Disclosure statements shall include the following information:
(a) A statement of the institution's policies, if any, on loans to and transactions with directions of the bank.

(b) Candidate's name, residential address, business address if any, citizenship, business experience during the last 5 years including principal occupation and employment during the last 5 years, a list of any business entities on whose board of directors the candidate serves and state the principal business in which the entities are engaged, and any information pertinent to the creation of a nepotistic relationship upon election to the bank board.

(c) Transactions other than loans. The disclosure statement should describe briefly any transaction or series of transactions other than loans that occurred since the last annual meeting between the bank and the candidate, any member of the immediate family of such person, or any organization with which such person is affiliated, the nature of the person's interest in the transaction, and the terms of the transaction. No information need be given where the purchase price, fees, or charges involved were determined by competitive bidding or where the amount involved in the transaction (including the total of all periodic payments) does not exceed $5,000, or the interest of the person arises solely as a result of his or her status as a stockholder of the institution and the benefit received is not a special or extra benefit not available to all stockholders.

(d) Loans to director candidates.

(1) To the extent applicable, state that the bank has had loans outstanding during the last full fiscal year to date to the candidate, his or her immediate family members, and any organizations with which such persons are affiliated that:

(i) Were made in the ordinary course of business;

(ii) Were made on the same terms, including interest rate, amortization schedule, and collateral, as those prevailing at the time for comparable transactions with other persons.
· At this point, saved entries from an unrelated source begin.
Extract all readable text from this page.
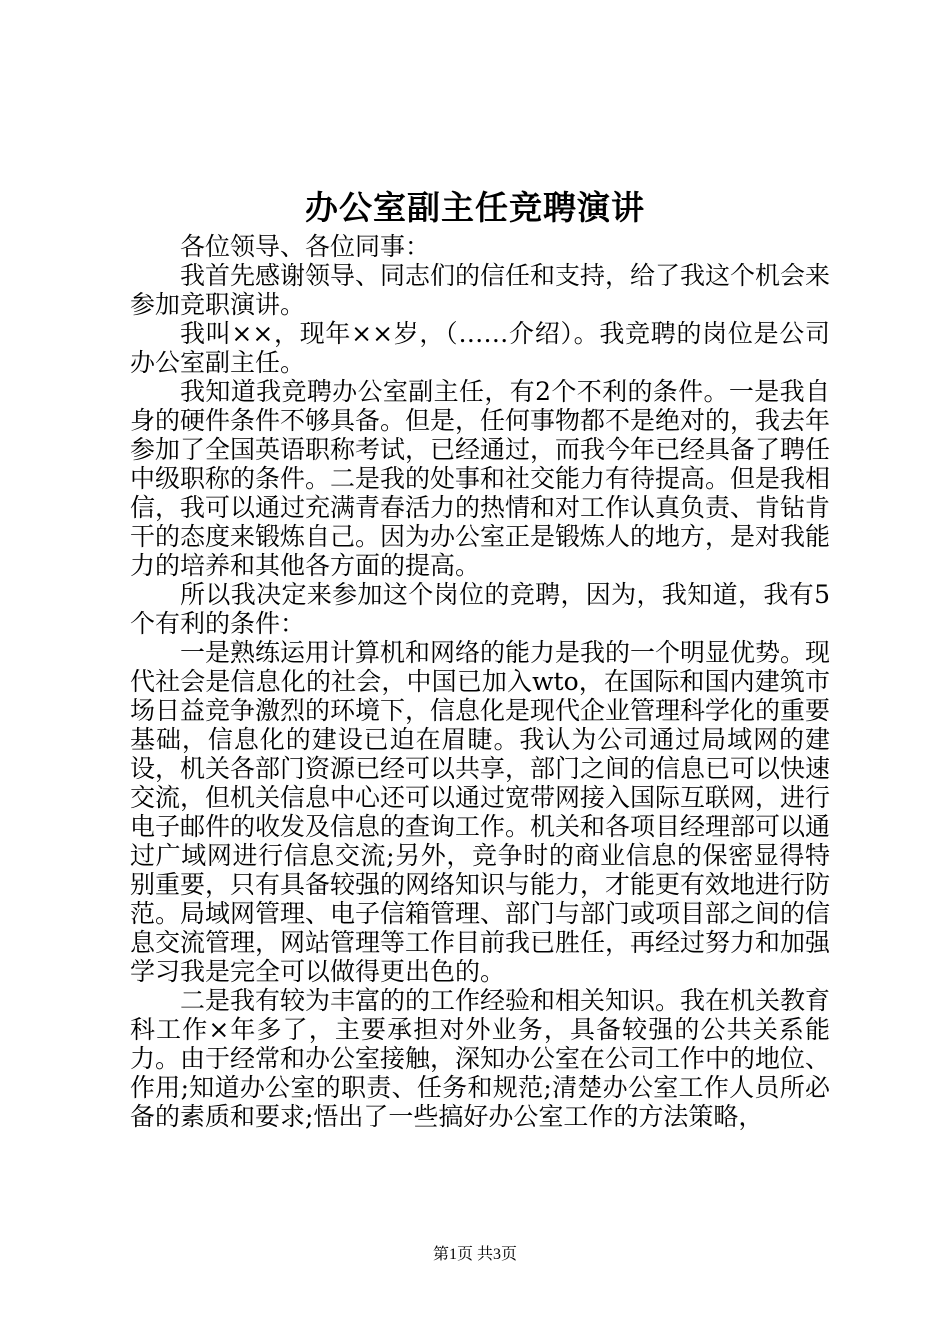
办公室副主任竞聘演讲

各位领导、各位同事：

我首先感谢领导、同志们的信任和支持，给了我这个机会来参加竞职演讲。

我叫××，现年××岁，（……介绍）。我竞聘的岗位是公司办公室副主任。

我知道我竞聘办公室副主任，有2个不利的条件。一是我自身的硬件条件不够具备。但是，任何事物都不是绝对的，我去年参加了全国英语职称考试，已经通过，而我今年已经具备了聘任中级职称的条件。二是我的处事和社交能力有待提高。但是我相信，我可以通过充满青春活力的热情和对工作认真负责、肯钻肯干的态度来锻炼自己。因为办公室正是锻炼人的地方，是对我能力的培养和其他各方面的提高。

所以我决定来参加这个岗位的竞聘，因为，我知道，我有5个有利的条件：

一是熟练运用计算机和网络的能力是我的一个明显优势。现代社会是信息化的社会，中国已加入wto，在国际和国内建筑市场日益竞争激烈的环境下，信息化是现代企业管理科学化的重要基础，信息化的建设已迫在眉睫。我认为公司通过局域网的建设，机关各部门资源已经可以共享，部门之间的信息已可以快速交流，但机关信息中心还可以通过宽带网接入国际互联网，进行电子邮件的收发及信息的查询工作。机关和各项目经理部可以通过广域网进行信息交流;另外，竞争时的商业信息的保密显得特别重要，只有具备较强的网络知识与能力，才能更有效地进行防范。局域网管理、电子信箱管理、部门与部门或项目部之间的信息交流管理，网站管理等工作目前我已胜任，再经过努力和加强学习我是完全可以做得更出色的。

二是我有较为丰富的的工作经验和相关知识。我在机关教育科工作×年多了，主要承担对外业务，具备较强的公共关系能力。由于经常和办公室接触，深知办公室在公司工作中的地位、作用;知道办公室的职责、任务和规范;清楚办公室工作人员所必备的素质和要求;悟出了一些搞好办公室工作的方法策略，

第1页 共3页
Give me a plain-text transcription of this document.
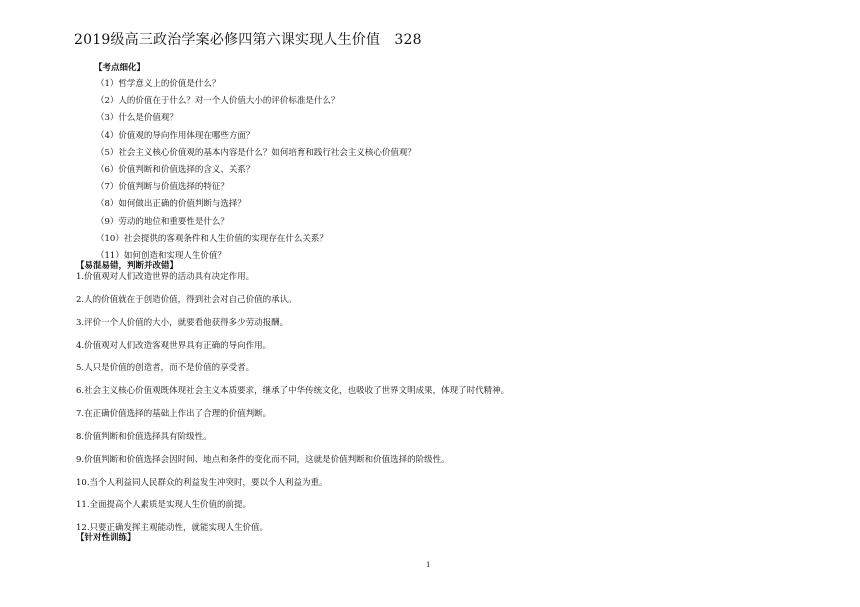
2019级高三政治学案必修四第六课实现人生价值　328
【考点细化】
（1）哲学意义上的价值是什么？
（2）人的价值在于什么？对一个人价值大小的评价标准是什么？
（3）什么是价值观？
（4）价值观的导向作用体现在哪些方面？
（5）社会主义核心价值观的基本内容是什么？如何培育和践行社会主义核心价值观？
（6）价值判断和价值选择的含义、关系？
（7）价值判断与价值选择的特征？
（8）如何做出正确的价值判断与选择？
（9）劳动的地位和重要性是什么？
（10）社会提供的客观条件和人生价值的实现存在什么关系？
（11）如何创造和实现人生价值？
【易混易错，判断并改错】
1.价值观对人们改造世界的活动具有决定作用。
2.人的价值就在于创造价值，得到社会对自己价值的承认。
3.评价一个人价值的大小，就要看他获得多少劳动报酬。
4.价值观对人们改造客观世界具有正确的导向作用。
5.人只是价值的创造者，而不是价值的享受者。
6.社会主义核心价值观既体现社会主义本质要求，继承了中华传统文化，也吸收了世界文明成果，体现了时代精神。
7.在正确价值选择的基础上作出了合理的价值判断。
8.价值判断和价值选择具有阶级性。
9.价值判断和价值选择会因时间、地点和条件的变化而不同，这就是价值判断和价值选择的阶级性。
10.当个人利益同人民群众的利益发生冲突时，要以个人利益为重。
11.全面提高个人素质是实现人生价值的前提。
12.只要正确发挥主观能动性，就能实现人生价值。
【针对性训练】
1
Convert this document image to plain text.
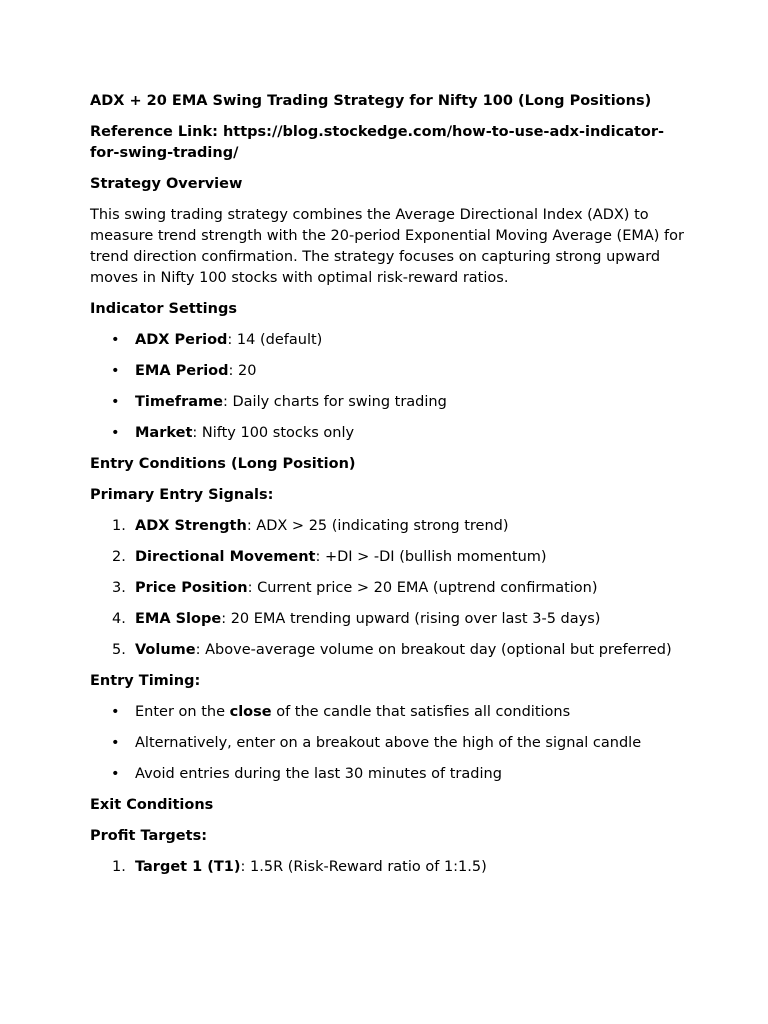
ADX + 20 EMA Swing Trading Strategy for Nifty 100 (Long Positions)
Reference Link: https://blog.stockedge.com/how-to-use-adx-indicator-for-swing-trading/
Strategy Overview
This swing trading strategy combines the Average Directional Index (ADX) to measure trend strength with the 20-period Exponential Moving Average (EMA) for trend direction confirmation. The strategy focuses on capturing strong upward moves in Nifty 100 stocks with optimal risk-reward ratios.
Indicator Settings
• ADX Period: 14 (default)
• EMA Period: 20
• Timeframe: Daily charts for swing trading
• Market: Nifty 100 stocks only
Entry Conditions (Long Position)
Primary Entry Signals:
1. ADX Strength: ADX > 25 (indicating strong trend)
2. Directional Movement: +DI > -DI (bullish momentum)
3. Price Position: Current price > 20 EMA (uptrend confirmation)
4. EMA Slope: 20 EMA trending upward (rising over last 3-5 days)
5. Volume: Above-average volume on breakout day (optional but preferred)
Entry Timing:
• Enter on the close of the candle that satisfies all conditions
• Alternatively, enter on a breakout above the high of the signal candle
• Avoid entries during the last 30 minutes of trading
Exit Conditions
Profit Targets:
1. Target 1 (T1): 1.5R (Risk-Reward ratio of 1:1.5)
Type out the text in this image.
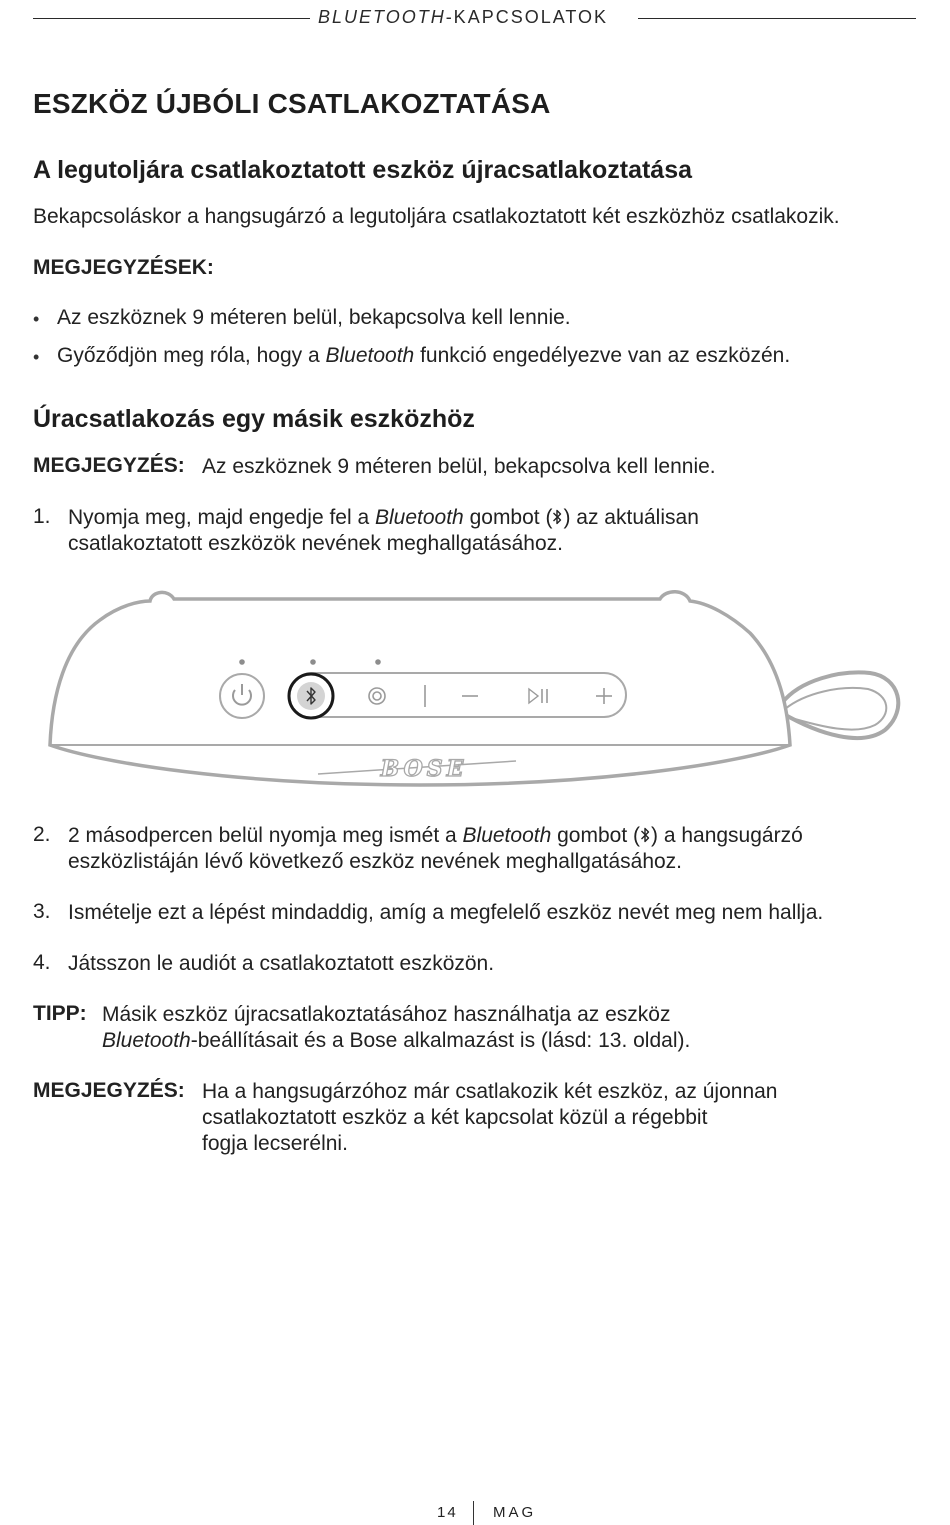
BLUETOOTH-KAPCSOLATOK
ESZKÖZ ÚJBÓLI CSATLAKOZTATÁSA
A legutoljára csatlakoztatott eszköz újracsatlakoztatása
Bekapcsoláskor a hangsugárzó a legutoljára csatlakoztatott két eszközhöz csatlakozik.
MEGJEGYZÉSEK:
• Az eszköznek 9 méteren belül, bekapcsolva kell lennie.
• Győződjön meg róla, hogy a Bluetooth funkció engedélyezve van az eszközén.
Úracsatlakozás egy másik eszközhöz
MEGJEGYZÉS: Az eszköznek 9 méteren belül, bekapcsolva kell lennie.
1. Nyomja meg, majd engedje fel a Bluetooth gombot ( ) az aktuálisan
csatlakoztatott eszközök nevének meghallgatásához.
BOSE
2. 2 másodpercen belül nyomja meg ismét a Bluetooth gombot ( ) a hangsugárzó
eszközlistáján lévő következő eszköz nevének meghallgatásához.
3. Ismételje ezt a lépést mindaddig, amíg a megfelelő eszköz nevét meg nem hallja.
4. Játsszon le audiót a csatlakoztatott eszközön.
TIPP: Másik eszköz újracsatlakoztatásához használhatja az eszköz
Bluetooth-beállításait és a Bose alkalmazást is (lásd: 13. oldal).
MEGJEGYZÉS: Ha a hangsugárzóhoz már csatlakozik két eszköz, az újonnan
csatlakoztatott eszköz a két kapcsolat közül a régebbit
fogja lecserélni.
14 MAG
(2) To the extent applicable, state that no loan to a candidate, or to any organization affiliated with the candidate, or to any immediate family member who resides in the same household as the candidate or in whose loan or business operation the candidate has a material financial or legal interest, involved more than the normal risk of collectibility; provided that no such statement need be made with respect to any director who has resigned before the time for filing the applicable report with the Farm Credit Administration (but in no case than the actual filing), or whose term of office will expire or terminate no later than the date of the meeting of stockholders to which the report relates.

(3) If the conditions stated in paragraphs (d) (1) and (2) of this section do not apply to the loan(s) of the candidates or organizations specified therein with respect to such loans, state:

(i) The name of the candidate to whom the loan was made or to whose relative or affiliated organization the loan was made;

(ii) The largest aggregate amount of each indebtedness outstanding at any time during the last fiscal year;

(iii) The nature of the loan(s);

(iv) The amount outstanding as of the latest practicable date;

(v) The reasons the loan does not comply with the criteria contained in this section;

(vi) If the loan does not comply with this section, the rate of interest payable on the loan and the repayment terms;

(vii) If the loan does not comply with this section, the amount past due, if any, and the reason the loan is deemed to involve more than a normal risk of collectibility.

(e) Involvement in certain legal proceedings. The disclosure statement should describe any of the following events that occurred during the past 5 years and that are material to an evaluation of the ability or integrity of the candidate:

(1) A petition under the Federal bankruptcy laws or any State insolvency law was filed by or against, or a receiver, fiscal agent, or similar officer was appointed by a court for the business or property of the candidate, or any partnership in which the candidate was a general partner at or within 2 years before the time of such filing;

(2) The candidate was convicted in a criminal proceeding or is a named party in a pending criminal proceeding (excluding traffic violations and other misdemeanors);

(3) The candidate was the subject of any order, judgment, or decree, not subsequently reversed, suspended, or vacated, by any court of competent jurisdiction, permanently or temporarily enjoining or otherwise limited the candidate from engaging in any type of business practice.

620.32 Prohibition against incomplete, inaccurate, or misleading disclosure.

No employee or director or candidate for director of the bank shall make any disclosure to stockholders with respect to an election that is incomplete, inaccurate, or misleading. When any such person makes disclosure, that, in the judgement of the Farm Credit Administration is incomplete, inaccurate, or misleading, whether or not such disclosure is made pursuant to this subpart, the Farm Credit Administration may direct such institution or person to make such additional or corrective disclosure as is necessary to provide stockholders with full and fair disclosure.

Dated: May 31, 1988.

David A. Hill,

Secretary, Farm Credit Administration Board.